NYC Citi Bike Share Program Analysis. Part 1: Performing analysis

January 15, 2023 | Andrew Kotovets

Project background

Since 2013, the Citi Bike Program has implemented a robust infrastructure for collecting data on the program's utilization. Through the team's efforts, each month bike data is collected, organized, and made public on the "Citi Bike Data" webpage.

This project involved extracting a few NYC Citi Bike datasets and using to visualize and determine answers to company leadership questions.

The data was extracted from the website, transformed in a Jupyter Notebook using Python and Pandas then cleaned in a BigQuery using SQL queries and pushed out to a combined csv to then load into Tableau.

Each of the visualizations created contains interactive features for users to explore the different trends related to short-term customers and annual Citi Bike members, peak hours and days of the week, and the breakdown of bike types and seasons (winter and summer).

A report of findings you can read here.

Some of the questions answered include:

How many trips have been recorded total during the chosen period?
By what percentage has total ridership grown?
How has the proportion of short-term customers and annual members changed?
What are the peak hours in which bikes are used during summer months?
What are the peak hours in which bikes are used during winter months?
What are the top 10 stations in the city for starting a journey/ ending a journey?
What are the bottom 10 stations in the city for starting a journey/ ending a journey?
What is the bikes type breakdown of all participants, short-term customers and annual members?
How does the average trip duration change?

Datasets Downloaded: (3 months of Winter 2021-2022 & 3 months of Summer 2022)

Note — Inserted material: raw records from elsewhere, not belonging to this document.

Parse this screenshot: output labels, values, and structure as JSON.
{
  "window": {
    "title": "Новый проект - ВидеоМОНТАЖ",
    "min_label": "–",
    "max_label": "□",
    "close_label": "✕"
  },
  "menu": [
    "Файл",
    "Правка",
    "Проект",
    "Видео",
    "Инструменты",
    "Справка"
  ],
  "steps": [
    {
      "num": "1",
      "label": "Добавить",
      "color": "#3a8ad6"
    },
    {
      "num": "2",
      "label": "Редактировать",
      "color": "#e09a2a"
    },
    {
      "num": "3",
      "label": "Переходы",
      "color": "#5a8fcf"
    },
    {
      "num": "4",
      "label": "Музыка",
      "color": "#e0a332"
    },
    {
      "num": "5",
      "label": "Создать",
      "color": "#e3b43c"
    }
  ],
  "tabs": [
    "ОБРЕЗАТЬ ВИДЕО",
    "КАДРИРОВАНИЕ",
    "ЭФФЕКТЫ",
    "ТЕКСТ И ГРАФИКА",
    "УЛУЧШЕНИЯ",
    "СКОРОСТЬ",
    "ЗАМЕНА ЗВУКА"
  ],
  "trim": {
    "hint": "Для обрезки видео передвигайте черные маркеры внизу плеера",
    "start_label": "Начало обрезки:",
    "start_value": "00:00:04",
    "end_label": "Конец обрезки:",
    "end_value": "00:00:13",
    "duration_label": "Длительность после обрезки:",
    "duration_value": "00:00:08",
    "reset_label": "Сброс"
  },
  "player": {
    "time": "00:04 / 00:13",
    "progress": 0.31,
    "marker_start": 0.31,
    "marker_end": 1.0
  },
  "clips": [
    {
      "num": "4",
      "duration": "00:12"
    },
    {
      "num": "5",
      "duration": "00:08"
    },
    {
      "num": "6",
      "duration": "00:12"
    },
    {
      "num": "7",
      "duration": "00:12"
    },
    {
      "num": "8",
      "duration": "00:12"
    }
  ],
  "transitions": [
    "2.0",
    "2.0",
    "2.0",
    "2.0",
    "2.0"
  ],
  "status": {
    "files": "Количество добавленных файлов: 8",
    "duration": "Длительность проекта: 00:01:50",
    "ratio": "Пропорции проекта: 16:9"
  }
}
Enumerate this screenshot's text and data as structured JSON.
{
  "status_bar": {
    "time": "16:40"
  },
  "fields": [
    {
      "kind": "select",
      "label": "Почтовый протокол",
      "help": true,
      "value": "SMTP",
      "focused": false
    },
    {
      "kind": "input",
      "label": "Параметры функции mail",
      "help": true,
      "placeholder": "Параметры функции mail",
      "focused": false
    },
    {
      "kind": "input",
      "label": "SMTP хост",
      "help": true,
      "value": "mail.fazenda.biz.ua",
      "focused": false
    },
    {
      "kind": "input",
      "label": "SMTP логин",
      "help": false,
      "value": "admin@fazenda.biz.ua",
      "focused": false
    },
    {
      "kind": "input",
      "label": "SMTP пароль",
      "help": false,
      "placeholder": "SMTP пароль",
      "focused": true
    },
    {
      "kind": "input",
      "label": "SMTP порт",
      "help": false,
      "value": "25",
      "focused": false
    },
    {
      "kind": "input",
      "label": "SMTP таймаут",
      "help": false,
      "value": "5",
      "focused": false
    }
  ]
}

202112-citibike-tripdata.csv
202201-citibike-tripdata.csv
202202-citibike-tripdata.csv
202206-citibike-tripdata.csv
202207-citibike-tripdata.csv
202208-citibike-tripdata.csv

Note: The datasets used are not included in this folder due to storage space, but can be downloaded from this website directly.

Performing analysis

Transforming dataset with Python and Pandas

Use Pandas to calculate the difference between two dates (Started time and Ended time). Check the format of the data: df.info()

Convert the dates to datetime format:

df['started_at'] = pd.to_datetime(df['started_at'], errors='coerce')
df['ended_at'] = pd.to_datetime(df['ended_at'], errors='coerce')

Calculate the difference between two dates as a timedelta and creating a new column 'tripduration': df['tripduration'] = df['ended_at'] - df['started_at']
Calculate the difference between two dates in seconds and creating a new column 'tripduration_seconds': df['tripduration_seconds'] = (df['ended_at'] - df['started_at']).dt.total_seconds()